Correct Answers to MODULE 3: The ABCs of Acute Medication in Primary Care
Pre-Post Test Questions (Correct Answer is Bold)
1. A 72-year-old male patient with a history of coronary disease and migraine presents to your office stating that his over the counter meds are not effective as abortive meds for acute treatment of his migraines. Which classes of abortive meds do not have a warning in the package insert for patients with cardiovascular disease?
a. NSAIDS and Gepants
b. NSAIDS and Triptans
c. Gepants and Ditans
d. Ditans alone
e. Ergots and NSAIDS
Explanation: The correct answer is c. Only the gepants and ditans do not have a warning in their package inserts for cardiovascular disease.
2. Which statement is most representative of the new class of medications called the gepants (eg. rimegepant, ubrogepant)? Please choose best answer.
a. They have no drug interactions that you need to be concerned about.
b. They should not be used on the same day with other abortive meds such as triptans or ergots.
c. Their side effects include paresthesias, chest pain, neck tightness and somnolence.
d. They have a low incidence of side effects and are thought to have a low likelihood of causing medication overuse headaches.
Explanation: The correct answer is d. The gepants have a drug interaction with CYP3A4 inhibitors such as erythromycin, clarithromycin, protease inhibitors, antifungals and verapamil. There is no contraindication to use them with triptans or ergots as they have a completely different mechanism of action. Side effects are nausea and somnolence. Paresthesias, chest pain/tightness or neck tightness are triptan side effects. The correct answer is d as gepants have a low incidence of side effects and a low likelihood of causing medication overuse headaches.
3. What is the best proven approach to improve efficacy of the triptans (eg. sumatriptan [Imitrex}, etc)? Choose best answer.
a. Take the triptan early in the attack when you are sure it is a migraine, and the pain severity is mild
b. Take the triptan at the start of the aura phase of the migraine attack
c. Take the triptan at the first hint of any nausea during the attack
d. Take the triptan prior to onset of the headache when the patient experiences prodromal symptoms of a migraine attack (yawning, neck pain, dizziness, photo/phonophobia or hyperphagia, etc).

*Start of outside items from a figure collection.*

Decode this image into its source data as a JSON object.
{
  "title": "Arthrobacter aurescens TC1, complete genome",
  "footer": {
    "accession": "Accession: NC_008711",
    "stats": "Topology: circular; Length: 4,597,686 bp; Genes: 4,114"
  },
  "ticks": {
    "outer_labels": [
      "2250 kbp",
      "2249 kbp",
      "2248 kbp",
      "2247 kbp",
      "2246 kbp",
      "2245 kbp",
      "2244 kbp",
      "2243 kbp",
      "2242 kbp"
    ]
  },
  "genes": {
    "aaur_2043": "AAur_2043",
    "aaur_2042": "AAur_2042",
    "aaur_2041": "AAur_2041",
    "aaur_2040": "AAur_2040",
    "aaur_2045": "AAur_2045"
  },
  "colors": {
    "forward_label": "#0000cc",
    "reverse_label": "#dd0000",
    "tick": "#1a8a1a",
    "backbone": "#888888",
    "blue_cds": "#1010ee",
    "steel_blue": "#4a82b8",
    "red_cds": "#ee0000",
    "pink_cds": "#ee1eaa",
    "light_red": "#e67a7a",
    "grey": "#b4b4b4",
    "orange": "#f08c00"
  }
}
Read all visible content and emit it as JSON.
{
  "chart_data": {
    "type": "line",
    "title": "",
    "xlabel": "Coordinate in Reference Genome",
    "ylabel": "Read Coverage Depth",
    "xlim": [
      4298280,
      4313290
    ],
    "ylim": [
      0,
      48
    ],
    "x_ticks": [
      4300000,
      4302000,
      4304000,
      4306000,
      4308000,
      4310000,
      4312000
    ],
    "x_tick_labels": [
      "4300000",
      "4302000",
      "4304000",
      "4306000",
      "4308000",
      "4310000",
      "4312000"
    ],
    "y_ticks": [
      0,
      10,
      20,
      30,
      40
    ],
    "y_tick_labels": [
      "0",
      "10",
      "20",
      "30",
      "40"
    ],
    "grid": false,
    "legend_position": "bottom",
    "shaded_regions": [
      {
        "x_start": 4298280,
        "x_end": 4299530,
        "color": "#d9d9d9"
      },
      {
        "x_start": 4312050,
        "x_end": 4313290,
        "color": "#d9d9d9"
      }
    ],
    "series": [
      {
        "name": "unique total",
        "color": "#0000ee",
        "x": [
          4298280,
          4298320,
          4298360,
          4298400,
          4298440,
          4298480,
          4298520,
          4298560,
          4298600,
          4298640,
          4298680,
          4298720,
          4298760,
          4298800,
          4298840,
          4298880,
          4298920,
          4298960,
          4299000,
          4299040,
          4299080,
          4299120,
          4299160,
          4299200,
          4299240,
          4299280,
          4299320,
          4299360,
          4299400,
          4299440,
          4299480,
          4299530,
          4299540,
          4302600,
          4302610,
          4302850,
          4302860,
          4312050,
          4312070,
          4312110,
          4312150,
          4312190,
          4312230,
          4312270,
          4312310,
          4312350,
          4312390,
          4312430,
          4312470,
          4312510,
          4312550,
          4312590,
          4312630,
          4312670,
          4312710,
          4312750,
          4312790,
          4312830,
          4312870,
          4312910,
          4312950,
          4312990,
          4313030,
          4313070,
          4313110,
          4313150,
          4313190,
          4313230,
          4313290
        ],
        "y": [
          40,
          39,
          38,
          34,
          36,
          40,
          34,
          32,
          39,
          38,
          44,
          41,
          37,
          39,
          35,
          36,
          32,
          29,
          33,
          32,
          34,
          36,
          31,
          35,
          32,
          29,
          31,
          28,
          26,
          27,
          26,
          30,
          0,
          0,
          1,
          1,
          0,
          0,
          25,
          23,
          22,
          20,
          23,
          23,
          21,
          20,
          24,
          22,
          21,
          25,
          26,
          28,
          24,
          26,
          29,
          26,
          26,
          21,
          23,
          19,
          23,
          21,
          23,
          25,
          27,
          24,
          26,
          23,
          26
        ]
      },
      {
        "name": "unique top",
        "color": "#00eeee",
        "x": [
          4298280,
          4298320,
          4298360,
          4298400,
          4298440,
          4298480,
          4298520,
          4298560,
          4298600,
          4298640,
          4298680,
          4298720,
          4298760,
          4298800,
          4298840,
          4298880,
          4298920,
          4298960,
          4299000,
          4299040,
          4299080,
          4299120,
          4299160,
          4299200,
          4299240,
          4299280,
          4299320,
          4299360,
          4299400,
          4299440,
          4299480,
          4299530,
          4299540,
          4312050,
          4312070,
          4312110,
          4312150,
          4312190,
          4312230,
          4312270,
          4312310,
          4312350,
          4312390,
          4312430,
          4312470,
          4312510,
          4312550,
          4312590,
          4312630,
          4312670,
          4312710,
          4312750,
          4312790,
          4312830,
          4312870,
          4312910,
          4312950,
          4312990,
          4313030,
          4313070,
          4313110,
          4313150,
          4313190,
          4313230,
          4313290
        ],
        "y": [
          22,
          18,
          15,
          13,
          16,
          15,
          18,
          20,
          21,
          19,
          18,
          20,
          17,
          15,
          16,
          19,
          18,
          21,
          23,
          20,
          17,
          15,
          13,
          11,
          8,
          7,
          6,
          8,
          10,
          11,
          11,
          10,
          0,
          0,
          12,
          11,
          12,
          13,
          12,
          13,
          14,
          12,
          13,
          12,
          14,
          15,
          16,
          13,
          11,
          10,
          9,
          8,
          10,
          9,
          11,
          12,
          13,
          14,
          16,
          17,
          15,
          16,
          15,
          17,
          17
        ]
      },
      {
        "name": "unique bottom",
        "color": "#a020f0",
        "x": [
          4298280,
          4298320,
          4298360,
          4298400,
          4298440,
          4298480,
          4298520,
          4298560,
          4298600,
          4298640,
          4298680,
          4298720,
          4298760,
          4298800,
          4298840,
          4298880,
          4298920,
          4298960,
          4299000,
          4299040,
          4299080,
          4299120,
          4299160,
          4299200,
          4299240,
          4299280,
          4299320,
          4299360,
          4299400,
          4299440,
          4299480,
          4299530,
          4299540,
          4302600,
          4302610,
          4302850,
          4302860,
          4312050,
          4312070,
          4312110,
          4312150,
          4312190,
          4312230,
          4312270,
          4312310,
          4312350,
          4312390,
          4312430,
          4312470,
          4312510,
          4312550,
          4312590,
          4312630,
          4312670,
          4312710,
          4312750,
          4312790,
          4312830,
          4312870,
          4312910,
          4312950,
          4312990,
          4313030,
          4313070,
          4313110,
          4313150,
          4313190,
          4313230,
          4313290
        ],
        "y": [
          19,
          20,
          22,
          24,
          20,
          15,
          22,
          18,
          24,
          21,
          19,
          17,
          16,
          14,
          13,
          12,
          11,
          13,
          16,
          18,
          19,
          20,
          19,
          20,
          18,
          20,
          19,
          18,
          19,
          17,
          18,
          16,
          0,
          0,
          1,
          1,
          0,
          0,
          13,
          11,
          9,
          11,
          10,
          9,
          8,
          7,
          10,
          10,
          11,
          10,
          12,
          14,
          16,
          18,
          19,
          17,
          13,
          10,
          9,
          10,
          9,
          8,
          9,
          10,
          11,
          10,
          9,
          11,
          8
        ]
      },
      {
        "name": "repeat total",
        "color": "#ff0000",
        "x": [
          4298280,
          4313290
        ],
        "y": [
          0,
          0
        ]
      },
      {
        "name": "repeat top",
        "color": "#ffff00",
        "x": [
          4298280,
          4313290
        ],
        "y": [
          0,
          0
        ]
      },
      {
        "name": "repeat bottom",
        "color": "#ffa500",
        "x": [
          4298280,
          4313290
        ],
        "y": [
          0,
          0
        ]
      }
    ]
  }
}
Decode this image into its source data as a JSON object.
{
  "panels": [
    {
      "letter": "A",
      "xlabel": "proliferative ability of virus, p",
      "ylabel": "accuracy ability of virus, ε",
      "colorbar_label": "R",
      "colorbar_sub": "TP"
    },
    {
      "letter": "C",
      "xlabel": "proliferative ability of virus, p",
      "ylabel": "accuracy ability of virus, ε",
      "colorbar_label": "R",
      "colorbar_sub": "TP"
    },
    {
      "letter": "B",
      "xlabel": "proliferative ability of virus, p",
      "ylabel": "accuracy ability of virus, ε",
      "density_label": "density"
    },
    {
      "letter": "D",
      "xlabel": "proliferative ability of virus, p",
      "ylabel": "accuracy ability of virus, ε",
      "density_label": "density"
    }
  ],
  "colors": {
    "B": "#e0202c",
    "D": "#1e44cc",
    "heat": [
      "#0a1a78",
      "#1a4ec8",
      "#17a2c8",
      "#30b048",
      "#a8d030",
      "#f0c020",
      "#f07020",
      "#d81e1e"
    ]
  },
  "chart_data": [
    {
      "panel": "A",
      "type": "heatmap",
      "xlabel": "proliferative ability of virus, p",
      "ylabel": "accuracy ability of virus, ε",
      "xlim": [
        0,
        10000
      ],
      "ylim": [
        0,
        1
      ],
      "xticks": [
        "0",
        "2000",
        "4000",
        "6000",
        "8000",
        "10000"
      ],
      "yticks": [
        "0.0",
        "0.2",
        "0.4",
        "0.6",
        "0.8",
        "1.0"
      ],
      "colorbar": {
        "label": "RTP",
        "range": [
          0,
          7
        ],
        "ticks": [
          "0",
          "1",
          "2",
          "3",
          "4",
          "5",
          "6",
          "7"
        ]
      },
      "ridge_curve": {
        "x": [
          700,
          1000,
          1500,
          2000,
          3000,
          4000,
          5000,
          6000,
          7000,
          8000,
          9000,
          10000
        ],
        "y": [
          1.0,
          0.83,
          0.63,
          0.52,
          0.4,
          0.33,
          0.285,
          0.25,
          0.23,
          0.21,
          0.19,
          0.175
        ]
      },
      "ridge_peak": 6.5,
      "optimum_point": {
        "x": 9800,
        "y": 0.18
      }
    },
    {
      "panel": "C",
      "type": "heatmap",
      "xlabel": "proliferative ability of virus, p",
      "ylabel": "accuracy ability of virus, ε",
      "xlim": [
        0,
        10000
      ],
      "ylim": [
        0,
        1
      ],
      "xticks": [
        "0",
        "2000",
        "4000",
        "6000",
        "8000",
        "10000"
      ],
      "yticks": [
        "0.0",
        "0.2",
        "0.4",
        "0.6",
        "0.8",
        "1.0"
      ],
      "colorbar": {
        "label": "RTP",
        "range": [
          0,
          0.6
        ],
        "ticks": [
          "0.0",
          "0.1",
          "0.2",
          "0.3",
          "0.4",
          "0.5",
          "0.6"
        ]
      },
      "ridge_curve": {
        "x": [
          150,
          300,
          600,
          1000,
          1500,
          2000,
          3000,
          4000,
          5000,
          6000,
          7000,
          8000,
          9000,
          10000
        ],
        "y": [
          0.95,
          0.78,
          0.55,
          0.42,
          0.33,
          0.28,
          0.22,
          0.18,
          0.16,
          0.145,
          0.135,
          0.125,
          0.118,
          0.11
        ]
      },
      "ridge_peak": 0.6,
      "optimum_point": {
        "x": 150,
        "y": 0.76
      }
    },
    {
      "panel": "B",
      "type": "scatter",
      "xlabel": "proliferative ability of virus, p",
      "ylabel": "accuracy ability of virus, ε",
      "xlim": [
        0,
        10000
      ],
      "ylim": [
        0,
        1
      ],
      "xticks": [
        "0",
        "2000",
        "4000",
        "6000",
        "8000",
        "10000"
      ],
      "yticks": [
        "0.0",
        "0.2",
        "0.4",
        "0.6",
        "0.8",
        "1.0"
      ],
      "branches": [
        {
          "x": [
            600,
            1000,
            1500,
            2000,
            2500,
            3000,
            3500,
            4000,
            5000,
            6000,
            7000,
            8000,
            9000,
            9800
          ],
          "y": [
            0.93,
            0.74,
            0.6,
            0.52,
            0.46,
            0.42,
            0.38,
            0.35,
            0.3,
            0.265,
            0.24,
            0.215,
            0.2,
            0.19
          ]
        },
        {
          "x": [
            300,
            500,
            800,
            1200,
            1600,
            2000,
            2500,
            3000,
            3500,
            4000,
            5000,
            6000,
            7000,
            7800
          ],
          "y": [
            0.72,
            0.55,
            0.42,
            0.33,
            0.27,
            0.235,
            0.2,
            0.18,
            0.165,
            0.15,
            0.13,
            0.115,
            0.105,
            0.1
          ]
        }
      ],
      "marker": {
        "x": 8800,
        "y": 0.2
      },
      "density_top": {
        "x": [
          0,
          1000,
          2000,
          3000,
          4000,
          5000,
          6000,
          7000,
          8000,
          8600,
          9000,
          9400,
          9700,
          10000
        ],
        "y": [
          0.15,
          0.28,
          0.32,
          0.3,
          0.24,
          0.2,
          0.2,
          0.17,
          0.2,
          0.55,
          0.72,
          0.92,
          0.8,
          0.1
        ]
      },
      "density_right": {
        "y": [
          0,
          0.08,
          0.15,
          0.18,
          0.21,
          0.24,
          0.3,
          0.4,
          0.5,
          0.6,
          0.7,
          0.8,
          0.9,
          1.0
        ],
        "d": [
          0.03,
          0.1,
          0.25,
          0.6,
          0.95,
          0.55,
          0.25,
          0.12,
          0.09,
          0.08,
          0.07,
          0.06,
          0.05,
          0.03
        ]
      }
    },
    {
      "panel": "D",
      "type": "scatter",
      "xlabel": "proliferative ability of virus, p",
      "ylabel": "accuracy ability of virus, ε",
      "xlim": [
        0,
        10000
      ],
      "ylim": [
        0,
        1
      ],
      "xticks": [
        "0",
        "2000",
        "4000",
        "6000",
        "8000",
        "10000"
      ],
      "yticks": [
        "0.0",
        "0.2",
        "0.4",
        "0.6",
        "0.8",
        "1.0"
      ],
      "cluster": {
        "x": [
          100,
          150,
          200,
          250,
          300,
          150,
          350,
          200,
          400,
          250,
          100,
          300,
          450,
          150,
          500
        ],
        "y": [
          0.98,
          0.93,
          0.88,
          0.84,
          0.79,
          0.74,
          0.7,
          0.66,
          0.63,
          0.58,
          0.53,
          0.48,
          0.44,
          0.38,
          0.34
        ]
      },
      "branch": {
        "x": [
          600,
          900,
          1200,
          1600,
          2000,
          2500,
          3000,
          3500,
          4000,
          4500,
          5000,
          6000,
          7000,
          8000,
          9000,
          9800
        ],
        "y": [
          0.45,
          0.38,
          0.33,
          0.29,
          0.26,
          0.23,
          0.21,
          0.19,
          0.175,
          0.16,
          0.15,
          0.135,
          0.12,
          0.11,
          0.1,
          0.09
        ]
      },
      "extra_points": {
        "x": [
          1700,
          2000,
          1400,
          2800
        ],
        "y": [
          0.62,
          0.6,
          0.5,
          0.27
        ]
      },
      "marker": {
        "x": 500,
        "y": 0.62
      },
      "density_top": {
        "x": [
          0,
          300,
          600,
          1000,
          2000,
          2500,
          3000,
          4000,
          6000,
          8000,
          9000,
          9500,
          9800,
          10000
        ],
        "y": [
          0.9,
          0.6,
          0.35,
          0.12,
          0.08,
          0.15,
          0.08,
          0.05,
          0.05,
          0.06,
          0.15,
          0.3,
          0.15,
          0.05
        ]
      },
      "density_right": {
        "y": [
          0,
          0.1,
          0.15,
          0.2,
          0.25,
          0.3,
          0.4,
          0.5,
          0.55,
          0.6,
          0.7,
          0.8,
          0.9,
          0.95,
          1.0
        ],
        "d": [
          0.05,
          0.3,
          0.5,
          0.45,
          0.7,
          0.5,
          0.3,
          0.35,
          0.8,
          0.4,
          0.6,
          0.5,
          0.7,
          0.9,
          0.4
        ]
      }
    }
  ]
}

e. Take the triptan with the first hint of any headache whether a migraine or tension headache
Explanation: The correct answer is a. You want to take the triptans at the first sign that the person is experiencing a migraine attack when the pain severity is mild. The reason for this is that sensitization of second and third order neurons of the trigeminal system may occur later in the migraine attack. Once sensitization occurs, the attack may be more difficult to treat. Treatment of migraines during the prodrome or aura phases of migraine have not been conclusively proven to treat acute migraine attacks.
4. Your patient has been prescribed an acute medication. What is a realistic goal to determine if the acute therapy is effective?
a. Is the pain severity reduced to a mild to moderate level at two hour post dosage?
b. Is the patient pain free or near pain free at two hours post dosage?
c. Is the patient pain free or near pain free at one hour post dosage?
d. Is the pain severity reduced to a mild to moderate level at one hour post dosage?
Explanation: The correct answer is b. The best question to ask your patients to access the efficacy of acute medications is whether they are pain free or near pain free at two hours. Another question might be to determine if they are missing work or social activities because of migraine attacks. If they are not pain free at 2 hours or are missing life events, then you may need to change their acute medication regimen.
5. Medication overuse headaches are headaches that occur because of the overuse of acute medication. How much medication overuse can lead to this type of headaches?
a. ≥ 1 day per week of abortive medication use for two weeks
b. ≥ 2 days per week of abortive medication use for several months
c. Daily abortive medication use for 2 weeks
d. 3-4 days per week of acute medication use for 2 weeks
Explanation: The correct answer is b. Medication overuse is defined as use of simple analgesics (eg. NSAIDs, ASA) more than 15 days per month or use of triptans, ergots or combination analgesics (eg. ASA/acetaminophen/caffeine) more than 10 days per month. A good rule of thumb is that if they are using their acute medications more than 2 days per week then they may be overusing their acute medications. Gepants are not thought to cause medication overuse. We don’t have much data on medication overuse headache in those on ditans.